In a struggle that has been ongoing for the better part of a decade, Precidian Investments has just received approval on its filing for nontransparent actively managed ETFs. Eaton Vance’s NextShares structure won approval a few years ago, but those are not true ETFs. Precidian’s ActiveShares structure, however, is merely an enhanced version of an ETF with a blind trust and supporting processes.

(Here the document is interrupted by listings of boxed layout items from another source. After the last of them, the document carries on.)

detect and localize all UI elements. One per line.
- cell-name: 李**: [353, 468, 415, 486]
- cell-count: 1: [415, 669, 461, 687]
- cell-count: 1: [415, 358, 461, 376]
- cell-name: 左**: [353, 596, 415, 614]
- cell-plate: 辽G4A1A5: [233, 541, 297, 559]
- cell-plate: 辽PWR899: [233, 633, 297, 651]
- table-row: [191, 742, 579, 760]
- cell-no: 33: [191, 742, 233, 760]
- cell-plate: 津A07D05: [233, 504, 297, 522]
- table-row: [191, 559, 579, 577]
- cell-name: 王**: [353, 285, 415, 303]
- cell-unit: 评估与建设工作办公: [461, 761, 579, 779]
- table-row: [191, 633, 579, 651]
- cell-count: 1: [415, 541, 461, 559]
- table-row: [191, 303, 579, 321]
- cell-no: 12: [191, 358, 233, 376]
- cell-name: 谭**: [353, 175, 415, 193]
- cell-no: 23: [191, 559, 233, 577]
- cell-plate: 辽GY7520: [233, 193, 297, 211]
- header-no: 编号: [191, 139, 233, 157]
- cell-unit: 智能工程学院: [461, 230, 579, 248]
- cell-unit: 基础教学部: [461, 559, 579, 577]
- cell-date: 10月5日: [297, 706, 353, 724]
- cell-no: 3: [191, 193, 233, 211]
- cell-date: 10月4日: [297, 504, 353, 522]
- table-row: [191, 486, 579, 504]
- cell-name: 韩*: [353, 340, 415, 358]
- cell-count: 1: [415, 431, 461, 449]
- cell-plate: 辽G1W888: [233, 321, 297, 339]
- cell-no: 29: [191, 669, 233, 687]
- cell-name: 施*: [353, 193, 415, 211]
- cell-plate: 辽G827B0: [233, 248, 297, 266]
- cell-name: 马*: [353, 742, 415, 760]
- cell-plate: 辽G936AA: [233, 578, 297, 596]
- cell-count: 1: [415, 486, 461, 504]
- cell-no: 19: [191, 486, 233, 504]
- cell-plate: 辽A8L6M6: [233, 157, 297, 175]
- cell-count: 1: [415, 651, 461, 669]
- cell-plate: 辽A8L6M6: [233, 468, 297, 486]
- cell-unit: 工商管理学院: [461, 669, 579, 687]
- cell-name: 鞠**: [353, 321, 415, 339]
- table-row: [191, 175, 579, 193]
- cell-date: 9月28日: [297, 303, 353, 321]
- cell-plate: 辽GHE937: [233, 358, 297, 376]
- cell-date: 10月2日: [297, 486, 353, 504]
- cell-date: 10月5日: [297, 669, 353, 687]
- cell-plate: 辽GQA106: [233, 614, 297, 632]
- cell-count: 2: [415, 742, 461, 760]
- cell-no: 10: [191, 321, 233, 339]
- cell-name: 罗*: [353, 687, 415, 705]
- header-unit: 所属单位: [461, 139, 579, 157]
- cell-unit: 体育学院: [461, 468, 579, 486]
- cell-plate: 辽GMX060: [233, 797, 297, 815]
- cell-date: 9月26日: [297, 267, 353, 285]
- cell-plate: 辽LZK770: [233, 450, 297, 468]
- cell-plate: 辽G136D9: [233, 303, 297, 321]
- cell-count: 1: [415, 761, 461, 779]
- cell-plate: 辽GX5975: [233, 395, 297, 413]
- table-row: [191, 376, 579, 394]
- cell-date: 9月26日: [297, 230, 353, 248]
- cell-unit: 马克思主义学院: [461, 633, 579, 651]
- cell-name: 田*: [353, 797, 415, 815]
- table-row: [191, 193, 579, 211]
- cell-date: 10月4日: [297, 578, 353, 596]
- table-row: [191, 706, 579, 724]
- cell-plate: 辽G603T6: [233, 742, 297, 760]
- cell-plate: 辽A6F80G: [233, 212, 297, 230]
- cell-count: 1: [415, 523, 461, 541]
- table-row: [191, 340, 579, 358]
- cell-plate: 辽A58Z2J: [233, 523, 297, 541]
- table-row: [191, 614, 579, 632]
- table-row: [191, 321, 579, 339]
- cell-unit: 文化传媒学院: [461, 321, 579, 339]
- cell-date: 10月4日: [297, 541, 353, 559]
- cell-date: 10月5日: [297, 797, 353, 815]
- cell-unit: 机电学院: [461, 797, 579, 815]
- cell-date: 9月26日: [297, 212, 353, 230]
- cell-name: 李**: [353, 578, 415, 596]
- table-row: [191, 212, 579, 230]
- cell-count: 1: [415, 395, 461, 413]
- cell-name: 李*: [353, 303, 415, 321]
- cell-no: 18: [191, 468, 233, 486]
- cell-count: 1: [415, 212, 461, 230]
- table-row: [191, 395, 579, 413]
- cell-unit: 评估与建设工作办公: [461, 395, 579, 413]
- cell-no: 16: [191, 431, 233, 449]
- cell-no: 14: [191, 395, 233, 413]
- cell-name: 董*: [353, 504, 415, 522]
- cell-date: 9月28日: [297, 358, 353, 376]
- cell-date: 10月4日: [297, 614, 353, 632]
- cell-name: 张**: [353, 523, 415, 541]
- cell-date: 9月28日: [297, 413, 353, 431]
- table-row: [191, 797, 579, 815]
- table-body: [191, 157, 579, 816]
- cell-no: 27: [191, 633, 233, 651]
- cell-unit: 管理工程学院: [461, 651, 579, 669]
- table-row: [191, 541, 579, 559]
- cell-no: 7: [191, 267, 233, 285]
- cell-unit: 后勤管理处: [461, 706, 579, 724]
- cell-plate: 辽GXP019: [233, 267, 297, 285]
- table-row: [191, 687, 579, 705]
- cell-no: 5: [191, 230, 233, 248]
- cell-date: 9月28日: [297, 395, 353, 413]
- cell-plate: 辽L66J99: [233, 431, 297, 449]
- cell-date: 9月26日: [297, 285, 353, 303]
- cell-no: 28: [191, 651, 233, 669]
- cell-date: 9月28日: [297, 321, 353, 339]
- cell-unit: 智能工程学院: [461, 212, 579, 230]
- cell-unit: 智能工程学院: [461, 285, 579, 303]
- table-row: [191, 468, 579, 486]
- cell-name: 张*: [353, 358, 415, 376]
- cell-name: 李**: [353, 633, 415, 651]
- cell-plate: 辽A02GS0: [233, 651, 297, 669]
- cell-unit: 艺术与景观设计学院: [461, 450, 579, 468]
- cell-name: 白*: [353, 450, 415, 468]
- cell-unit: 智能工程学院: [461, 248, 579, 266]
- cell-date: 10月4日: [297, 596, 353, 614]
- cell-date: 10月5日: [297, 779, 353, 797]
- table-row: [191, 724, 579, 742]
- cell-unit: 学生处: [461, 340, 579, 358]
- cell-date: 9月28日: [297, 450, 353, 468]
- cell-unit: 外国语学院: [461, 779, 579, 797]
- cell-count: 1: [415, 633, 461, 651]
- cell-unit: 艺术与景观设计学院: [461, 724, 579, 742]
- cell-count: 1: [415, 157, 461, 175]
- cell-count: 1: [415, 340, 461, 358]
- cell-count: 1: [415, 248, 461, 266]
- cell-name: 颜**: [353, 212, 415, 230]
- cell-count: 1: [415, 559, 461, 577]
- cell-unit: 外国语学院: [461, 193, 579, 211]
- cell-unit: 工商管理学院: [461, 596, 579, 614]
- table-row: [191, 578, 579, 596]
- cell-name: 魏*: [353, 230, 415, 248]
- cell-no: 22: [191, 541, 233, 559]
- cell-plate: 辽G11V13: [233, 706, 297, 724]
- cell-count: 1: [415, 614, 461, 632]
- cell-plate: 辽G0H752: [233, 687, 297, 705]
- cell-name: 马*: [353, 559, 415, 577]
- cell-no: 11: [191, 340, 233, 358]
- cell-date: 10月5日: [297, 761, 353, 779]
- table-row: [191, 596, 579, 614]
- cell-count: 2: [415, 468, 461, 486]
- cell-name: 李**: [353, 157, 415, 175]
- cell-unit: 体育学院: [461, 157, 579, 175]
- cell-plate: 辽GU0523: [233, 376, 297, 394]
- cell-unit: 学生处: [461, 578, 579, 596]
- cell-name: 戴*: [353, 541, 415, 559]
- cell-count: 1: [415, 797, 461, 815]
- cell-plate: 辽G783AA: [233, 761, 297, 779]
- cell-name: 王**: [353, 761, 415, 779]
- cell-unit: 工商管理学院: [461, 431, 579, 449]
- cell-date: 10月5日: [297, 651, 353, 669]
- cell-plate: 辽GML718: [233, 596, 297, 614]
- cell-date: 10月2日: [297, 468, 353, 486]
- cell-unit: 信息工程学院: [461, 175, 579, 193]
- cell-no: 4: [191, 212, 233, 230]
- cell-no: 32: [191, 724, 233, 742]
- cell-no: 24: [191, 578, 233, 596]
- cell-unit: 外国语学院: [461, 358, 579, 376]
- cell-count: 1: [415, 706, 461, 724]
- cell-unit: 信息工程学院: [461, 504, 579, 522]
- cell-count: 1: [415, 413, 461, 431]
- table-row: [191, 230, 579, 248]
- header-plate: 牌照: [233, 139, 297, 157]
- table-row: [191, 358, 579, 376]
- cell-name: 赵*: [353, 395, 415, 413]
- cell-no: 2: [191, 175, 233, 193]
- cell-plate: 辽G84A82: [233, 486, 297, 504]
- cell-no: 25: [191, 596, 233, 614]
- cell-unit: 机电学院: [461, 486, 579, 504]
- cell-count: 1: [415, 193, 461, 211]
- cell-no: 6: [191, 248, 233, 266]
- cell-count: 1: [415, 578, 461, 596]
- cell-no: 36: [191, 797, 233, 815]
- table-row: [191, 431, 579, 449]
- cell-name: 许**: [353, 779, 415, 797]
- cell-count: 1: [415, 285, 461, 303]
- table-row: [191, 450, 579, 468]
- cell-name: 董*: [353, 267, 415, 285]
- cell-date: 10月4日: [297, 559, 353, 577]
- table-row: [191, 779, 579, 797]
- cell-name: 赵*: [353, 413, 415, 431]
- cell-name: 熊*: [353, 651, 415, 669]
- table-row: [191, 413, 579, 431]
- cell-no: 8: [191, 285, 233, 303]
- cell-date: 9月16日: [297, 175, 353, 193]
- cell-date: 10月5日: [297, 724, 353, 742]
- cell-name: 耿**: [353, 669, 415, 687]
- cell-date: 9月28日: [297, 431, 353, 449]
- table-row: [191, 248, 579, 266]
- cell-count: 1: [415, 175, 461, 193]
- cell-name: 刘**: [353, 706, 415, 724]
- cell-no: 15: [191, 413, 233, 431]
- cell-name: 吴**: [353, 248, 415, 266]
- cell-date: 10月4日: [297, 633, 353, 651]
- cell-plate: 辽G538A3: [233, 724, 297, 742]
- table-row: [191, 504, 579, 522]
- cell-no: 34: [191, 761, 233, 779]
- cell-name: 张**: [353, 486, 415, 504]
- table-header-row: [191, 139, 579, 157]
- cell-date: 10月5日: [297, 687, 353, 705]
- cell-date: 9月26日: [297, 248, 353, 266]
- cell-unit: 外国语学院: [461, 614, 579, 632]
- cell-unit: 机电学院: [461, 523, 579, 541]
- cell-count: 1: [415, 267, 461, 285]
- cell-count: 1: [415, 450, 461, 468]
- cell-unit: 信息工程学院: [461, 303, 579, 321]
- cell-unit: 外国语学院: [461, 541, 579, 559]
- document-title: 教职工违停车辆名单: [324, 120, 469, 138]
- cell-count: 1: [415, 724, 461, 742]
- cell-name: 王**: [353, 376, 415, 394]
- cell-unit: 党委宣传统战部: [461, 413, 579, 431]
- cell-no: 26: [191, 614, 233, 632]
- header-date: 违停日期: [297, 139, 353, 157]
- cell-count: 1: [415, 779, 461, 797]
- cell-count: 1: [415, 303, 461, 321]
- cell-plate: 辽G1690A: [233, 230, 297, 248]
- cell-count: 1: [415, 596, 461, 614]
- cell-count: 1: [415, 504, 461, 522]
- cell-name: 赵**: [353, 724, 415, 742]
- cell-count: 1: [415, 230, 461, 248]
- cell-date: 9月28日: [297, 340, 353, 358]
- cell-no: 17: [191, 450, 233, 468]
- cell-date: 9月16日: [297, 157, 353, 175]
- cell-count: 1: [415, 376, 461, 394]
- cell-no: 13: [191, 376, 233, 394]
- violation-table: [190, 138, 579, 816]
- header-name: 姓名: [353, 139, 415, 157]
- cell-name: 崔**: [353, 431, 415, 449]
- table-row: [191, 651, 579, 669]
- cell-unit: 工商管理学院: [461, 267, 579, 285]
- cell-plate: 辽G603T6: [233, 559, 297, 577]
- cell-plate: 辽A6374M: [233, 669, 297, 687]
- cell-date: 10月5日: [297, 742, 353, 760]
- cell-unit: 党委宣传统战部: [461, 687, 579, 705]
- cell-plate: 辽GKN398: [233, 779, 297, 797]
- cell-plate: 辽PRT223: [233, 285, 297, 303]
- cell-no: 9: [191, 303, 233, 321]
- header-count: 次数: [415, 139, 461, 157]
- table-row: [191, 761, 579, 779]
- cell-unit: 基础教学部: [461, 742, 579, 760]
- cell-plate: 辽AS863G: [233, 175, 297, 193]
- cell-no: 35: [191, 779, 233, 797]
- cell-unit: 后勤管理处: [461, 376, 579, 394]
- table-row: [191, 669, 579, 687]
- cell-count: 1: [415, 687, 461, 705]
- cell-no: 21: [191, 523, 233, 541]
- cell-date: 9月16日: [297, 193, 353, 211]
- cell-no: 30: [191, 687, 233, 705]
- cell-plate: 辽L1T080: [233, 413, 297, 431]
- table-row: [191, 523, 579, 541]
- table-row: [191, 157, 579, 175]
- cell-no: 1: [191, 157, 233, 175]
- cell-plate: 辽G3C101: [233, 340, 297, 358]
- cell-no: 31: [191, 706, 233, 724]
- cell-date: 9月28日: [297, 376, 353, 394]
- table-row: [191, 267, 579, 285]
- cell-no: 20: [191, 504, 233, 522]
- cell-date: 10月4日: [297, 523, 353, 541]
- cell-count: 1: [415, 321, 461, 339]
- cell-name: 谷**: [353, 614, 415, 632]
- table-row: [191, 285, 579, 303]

While an ActiveShares portfolio is not transparent to investors, each fund will publish a verified intraday indicative value every second. Currently, regular ETFs quote net asset values to the marketplace every 15 seconds. The ActiveShares funds will have AP representatives known as trusted agents that would be provided data on portfolio holdings and use confidential accounts to do the creations and redemptions for the authorized participants, the press release says.
“These features will result in a seamless addition to the ETF landscape providing significant benefits to investors in reduced fees and tax advantages,” said Precidian CEO Daniel McCabe, adding, “For this reason, the support of large, established broker-dealers has already materialized and will continue to grow.”
Eagerly Awaited Development
According to a press release, the patented ActiveShares structure has already been licensed by the likes of Legg Mason, BlackRock, Capital Group, J.P. Morgan, Nationwide, Gabelli, Columbia, American Century and Nuveen.
Precidian cites advantages to investors in the form of lower costs and greater efficiency, to active managers in terms of flexibility and tax efficiency, and to markets in terms of diversifying the ETF market, among other benefits.
Nontransparent active management has been a sort of holy grail for the ETF industry, with many market commenters asserting that active managers would not want to launch transparent actively managed ETFs for fear of front-running. The ActiveShares structure has been in the works since at least 2013. The application that was eventually approved has gone through seven different incarnations.